I'm smart enough to make up my own mind about candidates and the people who support them. And until the current administration started testing all students on facts instead of the ability to think, so were most Americans.

As always I welcome your comments. Click on comments below to express them.

Wednesday, August 29, 2007

DAQ: Dumb Ass Quotient

The other day, while we were having lunch at Gabe’s Place in Glenwood, IL (great burgers if you’re looking for one), daughter Shannon commented that “There are plenty of dumb asses in the world. If you can prevent yourself from acting like one, you have the obligation to do so.”

She was talking about being in the dating scene and some of the guys who want to go out with her, but her comments apply in a much larger context. I am the first to admit (well, maybe not the first, there are a lot of people pointing fingers at me) that I am a dumb ass a lot of the time. I try not to be, but it just happens. I suspect that most of us are. My Dumb Ass Quotient is about average, I hope: 100.

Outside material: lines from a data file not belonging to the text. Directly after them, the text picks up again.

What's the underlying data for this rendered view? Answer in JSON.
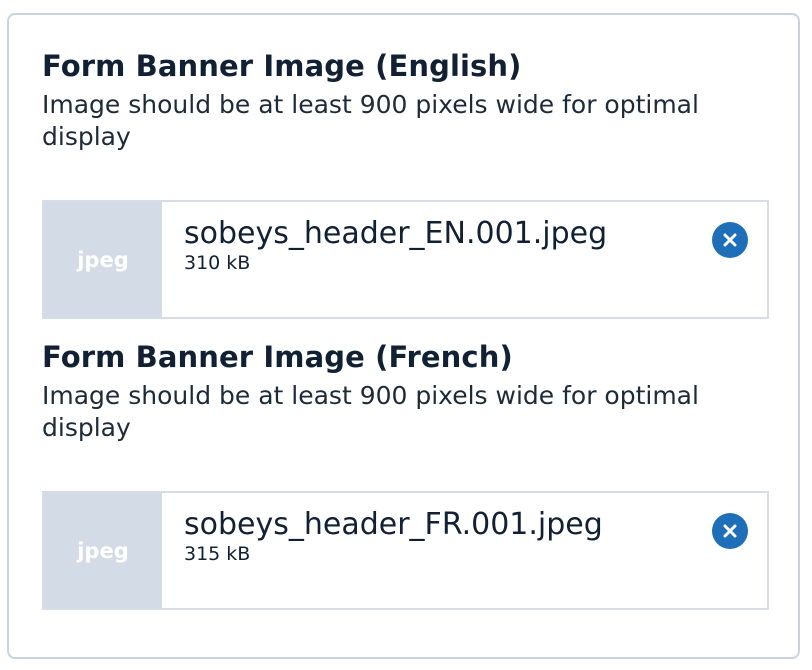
{
  "sections": [
    {
      "title": "Form Banner Image (English)",
      "description": "Image should be at least 900 pixels wide for optimal display",
      "file": {
        "type_label": "jpeg",
        "name": "sobeys_header_EN.001.jpeg",
        "size": "310 kB"
      }
    },
    {
      "title": "Form Banner Image (French)",
      "description": "Image should be at least 900 pixels wide for optimal display",
      "file": {
        "type_label": "jpeg",
        "name": "sobeys_header_FR.001.jpeg",
        "size": "315 kB"
      }
    }
  ],
  "icons": {
    "remove": "close-circle-icon"
  },
  "colors": {
    "accent": "#1f6fb8",
    "file_type_bg": "#d3dce6",
    "border": "#c9d3de",
    "text": "#122033"
  }
}
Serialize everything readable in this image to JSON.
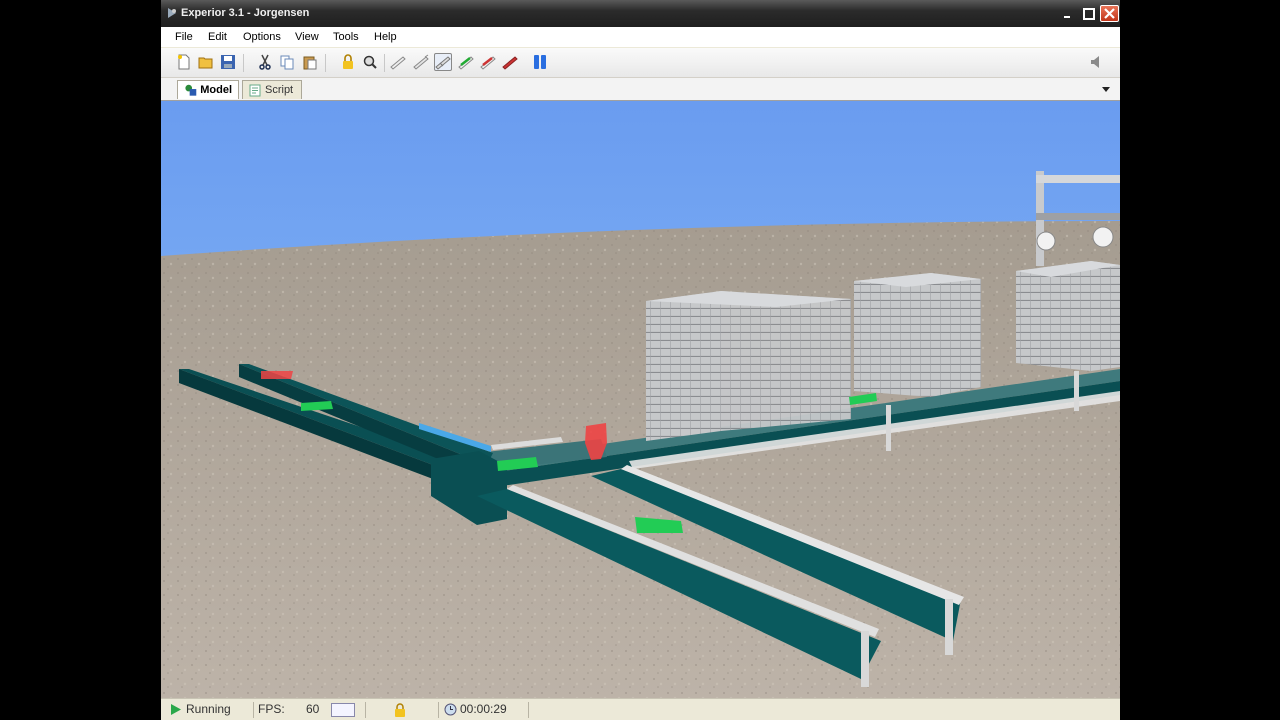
{
  "window": {
    "title": "Experior 3.1 - Jorgensen"
  },
  "menu": {
    "items": [
      "File",
      "Edit",
      "Options",
      "View",
      "Tools",
      "Help"
    ]
  },
  "toolbar": {
    "buttons": [
      "new-icon",
      "open-folder-icon",
      "save-icon",
      "cut-icon",
      "copy-icon",
      "paste-icon",
      "lock-icon",
      "find-icon",
      "conveyor-tool-icon",
      "conveyor-tool-icon",
      "conveyor-tool-icon",
      "green-conveyor-icon",
      "red-conveyor-icon",
      "red-conveyor-icon",
      "pause-icon"
    ],
    "speaker": "speaker-icon"
  },
  "tabs": {
    "model_label": "Model",
    "script_label": "Script"
  },
  "status": {
    "state": "Running",
    "fps_label": "FPS:",
    "fps_value": "60",
    "clock": "00:00:29"
  },
  "colors": {
    "sky": "#6fa0f0",
    "ground": "#b0a69a",
    "conveyor": "#0a5a5e",
    "load_green": "#22cc55",
    "load_red": "#ee4444"
  }
}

But it’s the times when we have more control that Shannon spoke of. The political headlines in the past couple of weeks speak directly to dumb ass-ness, and Dumb Ass Quotients:

Idaho Senator Larry Craig’s behavior screams that his DAQ is very high. Why else would he bash gays, support a constitutional amendment against gay marriage, and then try to consummate a non-heterosexual assignation in a restroom in the Minneapolis airport, with an undercover cop no less? DAQ in the genius level for that one.

Ted Nugent waves machine guns around at a concert and suggests that Democratic presidential candidate Barack Obama should “suck on this” and that another Democratic presidential candidate, Hillary Clinton, should “ride one of these into the sunset.” I think that everyone in America is entitled to his own political views, but this seems to me to be a threat, and perhaps the Secret Service should step in. Nugent appears to be inciting assassination, not one of the freedoms guaranteed in the Constitution. He’s another genius level DAQ.

Republicans do not have a monopoly on high DAQ’s. Democratic Illinois Governor Rod Blagojevich has vetoed funds to schools because he sees funding as “pork.” On the other hand, he continues to live in Chicago and spend about $5000 every time he goes to the capital in Springfield, at least once a week. No irony there. I’d drive him for half that and not bill for mileage. Blagojevich is also suing Democratic Leader of the Illinois House Mike Madigan for not calling a special session of the Legislature when Blagojevich called for one. Each is playing Mine Is Bigger (and we all know that guys who play that are really smaller) in lieu of looking after the best interests of the citizens of the state of Illinois. I grant both of them genius level DAQ’s.

Locally, one of the councilmen in the village I live in has suggested that because end of summer teen crime activity has increased, both the Police Department and the Fire Department need better oversight. He’s just the man to do it. The fact that he is a police detective in a neighboring suburb gives him, apparently, the expertise. To say nothing of the power he could wield. He doesn’t have a DAQ as high as genius, but I bet it’s at least 135. The village president reminded the councilman that oversight already lies in the village manager’s duties. Village President: low DAQ, high CSQ, common sense quotient.

I suggest a modest list of ordinary people with high DAQ’s:

People whose reflexes, vision and hearing are shot because of substance abuse, alcohol, illness, fatigue, or old age, but who continue to drive. Causing accidents, even if the drivers aren’t involved in them, is unconscionable.

People who stand in check-out lines and then act surprised when they don’t have enough cash, or who paw through their wallets looking for a credit card when they could/should have had it ready. High DAQ’s.

Service people who overbook, and that includes but is not limited to medical personnel, hair cutters, cable repairpersons, nail techs, and airlines. My time, and that of patients and customers, is just as valuable as theirs.

I’m sure you can add to the list, and I invite you to click comments and do just that. My thanks to Shannon for sparking this piece. And I ask that readers grant me the grace to keep me believing my DAQ is an average 100 - or below.